Pankun

Pan-kun (パン君, born October 1, 2001) is a young chimpanzee in Japan often featured on the NTV television show Tensai! Shimura Dōbutsuen (天才!志村動物園, lit. Genius! Shimura Zoo) and the TBS program Dōbutsu Kisō Tengai! (どうぶつ奇想天外!, lit. Unbelievable Animals!). Most of the segments feature him and his bulldog friend, James, embarking on a variety of "human" tasks, like buying groceries, planting a rice paddy, or catching insects.

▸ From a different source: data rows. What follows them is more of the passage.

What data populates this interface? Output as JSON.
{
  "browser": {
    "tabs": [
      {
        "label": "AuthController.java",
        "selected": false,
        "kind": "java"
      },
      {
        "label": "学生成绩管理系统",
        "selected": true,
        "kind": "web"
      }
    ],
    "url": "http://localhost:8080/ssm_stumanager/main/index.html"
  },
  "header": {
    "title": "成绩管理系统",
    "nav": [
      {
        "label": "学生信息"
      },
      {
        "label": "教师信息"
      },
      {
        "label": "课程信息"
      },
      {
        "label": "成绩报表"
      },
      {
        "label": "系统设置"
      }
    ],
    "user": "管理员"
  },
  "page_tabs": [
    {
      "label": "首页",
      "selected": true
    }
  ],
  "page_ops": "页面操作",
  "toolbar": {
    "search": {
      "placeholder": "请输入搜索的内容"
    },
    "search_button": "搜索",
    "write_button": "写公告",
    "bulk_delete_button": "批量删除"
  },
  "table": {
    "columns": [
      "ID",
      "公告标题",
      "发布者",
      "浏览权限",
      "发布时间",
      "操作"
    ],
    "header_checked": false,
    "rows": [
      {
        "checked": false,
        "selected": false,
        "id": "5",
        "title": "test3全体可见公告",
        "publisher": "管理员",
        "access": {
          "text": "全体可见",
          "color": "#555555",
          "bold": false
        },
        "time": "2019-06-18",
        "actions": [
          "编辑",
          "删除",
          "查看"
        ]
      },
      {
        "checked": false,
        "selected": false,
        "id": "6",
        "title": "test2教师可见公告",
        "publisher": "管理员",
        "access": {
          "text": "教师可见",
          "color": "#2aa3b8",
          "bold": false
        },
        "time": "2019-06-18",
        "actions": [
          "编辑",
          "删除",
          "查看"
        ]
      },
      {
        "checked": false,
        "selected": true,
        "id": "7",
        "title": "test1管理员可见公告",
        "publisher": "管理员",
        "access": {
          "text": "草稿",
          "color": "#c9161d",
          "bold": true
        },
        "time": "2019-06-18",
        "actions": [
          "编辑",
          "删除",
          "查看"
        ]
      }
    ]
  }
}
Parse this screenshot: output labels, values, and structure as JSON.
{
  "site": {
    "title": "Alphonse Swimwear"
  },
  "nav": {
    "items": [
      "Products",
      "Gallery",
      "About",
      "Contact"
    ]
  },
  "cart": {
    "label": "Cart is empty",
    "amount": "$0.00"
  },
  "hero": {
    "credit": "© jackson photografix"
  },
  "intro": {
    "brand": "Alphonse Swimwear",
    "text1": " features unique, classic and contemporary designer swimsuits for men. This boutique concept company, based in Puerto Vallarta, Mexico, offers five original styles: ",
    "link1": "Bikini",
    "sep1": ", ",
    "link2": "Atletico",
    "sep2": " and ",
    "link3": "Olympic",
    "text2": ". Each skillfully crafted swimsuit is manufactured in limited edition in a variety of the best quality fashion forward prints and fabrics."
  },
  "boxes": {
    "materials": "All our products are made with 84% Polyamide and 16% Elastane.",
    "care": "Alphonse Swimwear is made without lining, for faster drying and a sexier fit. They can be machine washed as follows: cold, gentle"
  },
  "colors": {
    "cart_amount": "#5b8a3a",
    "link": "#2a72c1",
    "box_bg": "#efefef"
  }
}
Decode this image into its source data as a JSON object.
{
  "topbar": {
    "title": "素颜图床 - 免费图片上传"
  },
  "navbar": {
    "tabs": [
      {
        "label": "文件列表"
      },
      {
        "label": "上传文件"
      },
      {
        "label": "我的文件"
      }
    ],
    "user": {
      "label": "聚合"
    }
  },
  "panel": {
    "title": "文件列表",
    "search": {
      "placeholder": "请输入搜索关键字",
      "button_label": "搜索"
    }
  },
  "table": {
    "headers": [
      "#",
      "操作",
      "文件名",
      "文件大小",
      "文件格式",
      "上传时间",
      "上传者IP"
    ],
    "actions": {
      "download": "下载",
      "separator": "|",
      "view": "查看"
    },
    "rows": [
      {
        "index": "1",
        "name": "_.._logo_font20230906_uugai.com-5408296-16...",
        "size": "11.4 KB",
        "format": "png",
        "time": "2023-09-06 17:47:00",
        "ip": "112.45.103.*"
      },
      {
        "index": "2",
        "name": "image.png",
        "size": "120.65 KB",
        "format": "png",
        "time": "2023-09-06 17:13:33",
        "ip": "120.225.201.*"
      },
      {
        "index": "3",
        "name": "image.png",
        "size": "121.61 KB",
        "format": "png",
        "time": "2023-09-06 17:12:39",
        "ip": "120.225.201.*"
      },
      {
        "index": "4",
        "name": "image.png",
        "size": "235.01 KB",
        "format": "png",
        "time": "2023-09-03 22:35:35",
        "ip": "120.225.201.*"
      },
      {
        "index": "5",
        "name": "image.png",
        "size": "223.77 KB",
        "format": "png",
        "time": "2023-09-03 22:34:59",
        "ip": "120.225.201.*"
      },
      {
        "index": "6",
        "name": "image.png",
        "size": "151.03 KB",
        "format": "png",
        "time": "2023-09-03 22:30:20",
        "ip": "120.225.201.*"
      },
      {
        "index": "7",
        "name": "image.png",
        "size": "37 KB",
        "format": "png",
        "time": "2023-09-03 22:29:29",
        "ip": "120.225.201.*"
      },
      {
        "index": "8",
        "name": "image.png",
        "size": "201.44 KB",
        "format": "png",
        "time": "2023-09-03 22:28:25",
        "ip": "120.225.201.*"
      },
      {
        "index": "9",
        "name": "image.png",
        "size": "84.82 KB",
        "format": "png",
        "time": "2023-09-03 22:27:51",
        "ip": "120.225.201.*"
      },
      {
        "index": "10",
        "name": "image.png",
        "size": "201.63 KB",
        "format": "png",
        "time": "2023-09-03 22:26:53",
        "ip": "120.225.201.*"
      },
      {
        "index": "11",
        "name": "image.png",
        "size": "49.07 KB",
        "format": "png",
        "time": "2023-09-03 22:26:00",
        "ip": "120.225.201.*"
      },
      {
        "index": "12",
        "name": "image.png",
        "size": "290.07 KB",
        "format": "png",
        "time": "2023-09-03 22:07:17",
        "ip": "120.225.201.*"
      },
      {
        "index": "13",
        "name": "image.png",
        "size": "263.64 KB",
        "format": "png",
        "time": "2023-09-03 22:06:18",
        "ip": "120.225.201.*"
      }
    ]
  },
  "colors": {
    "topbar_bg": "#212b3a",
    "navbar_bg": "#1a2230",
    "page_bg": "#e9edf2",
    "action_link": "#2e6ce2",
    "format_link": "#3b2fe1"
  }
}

Pankun is now owned by Cuddly Dominion, a zoo located beside the volcano Mount Aso, in the Kumamoto Prefecture of Kyūshū. After moving in, Pankun has turned into the main event of the zoo, featuring daily stage shows of various themes in Japanese.

Attack

In 2012 when Pankun was performing for the Aso Cuddly Dominion Zoo, he attacked a student trainee staff and severely injured her. The attack was sudden and it left "cuts on her forehead, ears, ankles, and back." The woman was flown by a helicopter to a hospital where she was hospitalized for weeks. As a result, Pankun was forced to retire from the show business in the Cuddly Dominion zoo.[1][2]

Legacy of the show

The show has also been translated into international versions; for Nickelodeon in India as The Munnabhai Show, for JET TV in Taiwan (狗狗猩猩大冒險), for Modern Nine in Thailand (ขำกลิ้งลิงกับหมา) and TVB in Hong Kong (阿笨與阿占) as The Adventures of Pan and James: Chimpanzee and Bulldog on Errands, winning Best Foreign Purchased Program at the 2006 TVB Anniversary Awards.

Recent research has shown that this show and its copycats portrait chimpanzees, an endangered wild animal, in a highly misleading way. Shows like this will mislead viewers to underestimate the fact that chimpanzees are endangered and thus become less willing to donate to chimpanzee conservation causes. In addition, they will encourage the demand for pet chimpanzees and other great apes by misleading viewers to think that chimpanzees make good pets, while in reality they are extremely strong and impulsive once they go through puberty.[3][4] This has happened before in the 1980s by a Taiwanese TV show featuring a baby orangutan from a local zoo. The show singlehandedly created a demand for pet orangutans in Taiwan which then led to an estimate of 1,000 pet orangutans being smuggled to Taiwan and another 4,000-5,000 that died in the process of capture and transportation, approximately 10% the entire wild population of orangutans [5][6]

The popularity of this show in Asia has inspired copycats such as Wonderful Friends produced in China, which has also been heavily criticized by domestic and international community.